The only way for the federal government to actually codify the results of the Roe v. Wade decision would be a Constitutional Amendment. Given that 2 in 3 Americans don't agree that abortion should be legal in all circumstances, then it should be needless to say that the requirement of 2/3 of both houses of Congress proposing it and 3/4 of states ratifying it is simply not going to happen there.
However, Congress could pass a law that simply bans any restriction of abortion by the states. This would require only the normal process for passing a law, i.e. majority vote of both houses of Congress and being signed by the President, though, in practice, a 60% supermajority might be required in the Senate to overcome a filibuster. Note, however, that this would not have anywhere near the legal effect of Roe or Casey, as it could be reversed just as easily as it was passed after a change of Congress and/or the administration.
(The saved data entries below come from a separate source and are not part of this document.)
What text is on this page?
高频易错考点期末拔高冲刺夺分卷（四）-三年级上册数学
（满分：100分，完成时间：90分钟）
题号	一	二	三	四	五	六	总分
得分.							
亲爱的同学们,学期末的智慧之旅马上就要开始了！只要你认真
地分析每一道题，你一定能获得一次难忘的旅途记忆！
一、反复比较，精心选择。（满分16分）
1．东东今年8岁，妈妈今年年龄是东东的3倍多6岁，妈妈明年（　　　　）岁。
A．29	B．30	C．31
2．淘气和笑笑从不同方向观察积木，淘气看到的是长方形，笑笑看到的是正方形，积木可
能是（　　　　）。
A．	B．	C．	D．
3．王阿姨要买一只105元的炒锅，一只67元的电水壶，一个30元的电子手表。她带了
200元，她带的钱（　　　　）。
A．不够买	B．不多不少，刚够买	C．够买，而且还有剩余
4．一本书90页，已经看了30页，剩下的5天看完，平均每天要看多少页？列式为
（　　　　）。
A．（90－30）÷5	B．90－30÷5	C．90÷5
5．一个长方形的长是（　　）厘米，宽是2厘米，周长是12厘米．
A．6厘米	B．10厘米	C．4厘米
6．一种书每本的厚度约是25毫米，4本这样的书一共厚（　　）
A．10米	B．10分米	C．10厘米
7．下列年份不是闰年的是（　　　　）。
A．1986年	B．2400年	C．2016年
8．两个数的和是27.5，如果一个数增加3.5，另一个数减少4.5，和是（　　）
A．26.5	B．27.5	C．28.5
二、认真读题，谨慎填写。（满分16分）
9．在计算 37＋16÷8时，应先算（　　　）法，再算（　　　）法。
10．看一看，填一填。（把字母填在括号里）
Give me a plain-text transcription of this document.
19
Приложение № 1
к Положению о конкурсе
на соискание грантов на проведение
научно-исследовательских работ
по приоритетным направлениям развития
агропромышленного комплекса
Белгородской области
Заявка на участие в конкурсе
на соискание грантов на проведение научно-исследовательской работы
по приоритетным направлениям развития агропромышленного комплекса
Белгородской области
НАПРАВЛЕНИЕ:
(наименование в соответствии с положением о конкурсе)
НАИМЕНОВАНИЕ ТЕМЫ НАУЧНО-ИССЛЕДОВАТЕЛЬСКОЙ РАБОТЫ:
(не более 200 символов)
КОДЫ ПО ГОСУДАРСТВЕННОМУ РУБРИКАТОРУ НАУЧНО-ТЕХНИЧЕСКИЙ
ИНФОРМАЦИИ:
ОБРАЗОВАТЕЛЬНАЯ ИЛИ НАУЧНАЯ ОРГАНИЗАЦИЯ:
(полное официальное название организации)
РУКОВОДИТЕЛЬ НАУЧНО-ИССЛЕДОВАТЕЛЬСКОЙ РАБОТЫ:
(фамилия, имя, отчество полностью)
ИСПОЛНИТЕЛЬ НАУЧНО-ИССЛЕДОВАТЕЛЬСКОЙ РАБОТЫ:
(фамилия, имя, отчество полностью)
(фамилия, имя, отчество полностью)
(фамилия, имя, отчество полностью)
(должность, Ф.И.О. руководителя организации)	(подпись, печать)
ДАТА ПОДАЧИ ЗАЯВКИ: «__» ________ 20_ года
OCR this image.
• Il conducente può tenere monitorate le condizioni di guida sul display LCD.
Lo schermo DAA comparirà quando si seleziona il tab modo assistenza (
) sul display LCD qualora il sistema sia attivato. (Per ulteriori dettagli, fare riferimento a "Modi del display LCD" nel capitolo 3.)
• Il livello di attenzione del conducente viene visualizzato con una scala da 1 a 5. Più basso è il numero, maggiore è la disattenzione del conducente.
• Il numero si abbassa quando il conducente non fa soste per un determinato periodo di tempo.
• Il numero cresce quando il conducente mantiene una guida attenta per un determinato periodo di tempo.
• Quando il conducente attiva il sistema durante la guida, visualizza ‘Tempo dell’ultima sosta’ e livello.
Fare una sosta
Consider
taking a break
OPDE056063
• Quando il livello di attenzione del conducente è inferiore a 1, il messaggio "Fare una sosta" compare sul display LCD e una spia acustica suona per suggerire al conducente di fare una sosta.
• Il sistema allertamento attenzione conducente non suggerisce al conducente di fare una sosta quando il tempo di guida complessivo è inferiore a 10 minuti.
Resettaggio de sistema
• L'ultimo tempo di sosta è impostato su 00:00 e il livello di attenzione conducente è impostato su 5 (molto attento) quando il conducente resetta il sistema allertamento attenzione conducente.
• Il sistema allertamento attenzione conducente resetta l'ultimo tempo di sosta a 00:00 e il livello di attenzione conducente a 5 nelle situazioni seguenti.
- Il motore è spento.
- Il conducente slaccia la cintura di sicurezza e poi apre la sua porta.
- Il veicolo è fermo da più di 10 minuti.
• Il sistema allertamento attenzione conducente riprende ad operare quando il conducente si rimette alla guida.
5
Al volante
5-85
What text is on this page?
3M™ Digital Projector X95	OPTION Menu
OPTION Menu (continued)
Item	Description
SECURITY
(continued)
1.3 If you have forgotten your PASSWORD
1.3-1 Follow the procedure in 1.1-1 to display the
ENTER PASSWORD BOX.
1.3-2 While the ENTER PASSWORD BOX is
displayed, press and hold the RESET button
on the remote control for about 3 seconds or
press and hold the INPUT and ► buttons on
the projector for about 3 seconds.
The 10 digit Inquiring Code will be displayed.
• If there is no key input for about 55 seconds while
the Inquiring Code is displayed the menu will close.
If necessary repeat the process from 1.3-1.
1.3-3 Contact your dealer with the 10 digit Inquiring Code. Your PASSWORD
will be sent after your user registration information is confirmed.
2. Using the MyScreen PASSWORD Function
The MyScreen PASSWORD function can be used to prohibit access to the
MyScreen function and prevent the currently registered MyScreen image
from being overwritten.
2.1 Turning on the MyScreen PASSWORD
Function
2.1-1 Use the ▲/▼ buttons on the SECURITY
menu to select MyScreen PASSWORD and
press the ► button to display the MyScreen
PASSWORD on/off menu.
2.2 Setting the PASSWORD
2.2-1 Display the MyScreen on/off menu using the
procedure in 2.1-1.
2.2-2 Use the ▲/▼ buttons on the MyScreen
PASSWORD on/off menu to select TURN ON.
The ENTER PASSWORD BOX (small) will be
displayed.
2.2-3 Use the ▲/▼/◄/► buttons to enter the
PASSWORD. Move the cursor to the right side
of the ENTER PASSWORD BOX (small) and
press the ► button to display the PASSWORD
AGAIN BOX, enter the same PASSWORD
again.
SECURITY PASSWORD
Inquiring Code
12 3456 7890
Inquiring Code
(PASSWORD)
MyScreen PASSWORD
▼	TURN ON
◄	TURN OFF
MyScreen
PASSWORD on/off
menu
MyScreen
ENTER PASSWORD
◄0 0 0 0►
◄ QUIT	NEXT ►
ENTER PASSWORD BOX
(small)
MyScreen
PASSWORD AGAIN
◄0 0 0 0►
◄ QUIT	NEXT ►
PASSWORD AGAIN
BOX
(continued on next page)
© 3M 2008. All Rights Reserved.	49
Congress cannot create Constitutional rights by passing a regular bill; only amending the Constitution can do that.
The Supremacy Clause of the U.S. Constitution (Article VI, paragraph 2) states that (emphasis mine),
This Constitution, and the laws of the United States which shall be made in pursuance thereof; and all treaties made, or which shall be made, under the authority of the United States, shall be the supreme law of the land; and the judges in every state shall be bound thereby, anything in the Constitution or laws of any State to the contrary notwithstanding.
In other words, any law that Congress makes under its authority granted in the Constitution preempts any state law (including provisions of state Constitutions) to the contrary. So, if Congress passed a (legal) law stating that states can't place further restrictions on abortion, then they can't, as long as that law stands.
The legal basis for making such a law would most likely be simply the Commerce Clause, which they already use to justify just about anything Congress does. The Commerce Clause is paragraph 3 of Article I, Section 8 of the U.S. Constitution, which reads (emphasis mine),
Congress shall have power...
To regulate commerce with foreign nations, and among the several states, and with the Indian tribes;
Courts have allowed Congress to get away with pretty much anything that they can argue "affects interstate commerce" under the Commerce Clause, even if the actual actions being regulated occur entirely within a state in a given case. The relation is often extremely tenuous and this would probably be one of the less egregious examples if it were passed. States would probably challenge it in court anyway (if it didn't get repealed before they had time to do so,) but it's likely that the challenges would not succeed, at least not on the argument that it wasn't authorized under the Commerce Clause.
Granted, this is assuming that current court precedent on the Commerce Clause stands and the Supreme Court does not choose to narrow its interpretation of the clause to one requiring more direct relation to actual interstate commerce. Given the change in the makeup of the court over the past several years, it is possible that the court could narrow that interpretation in a future decision.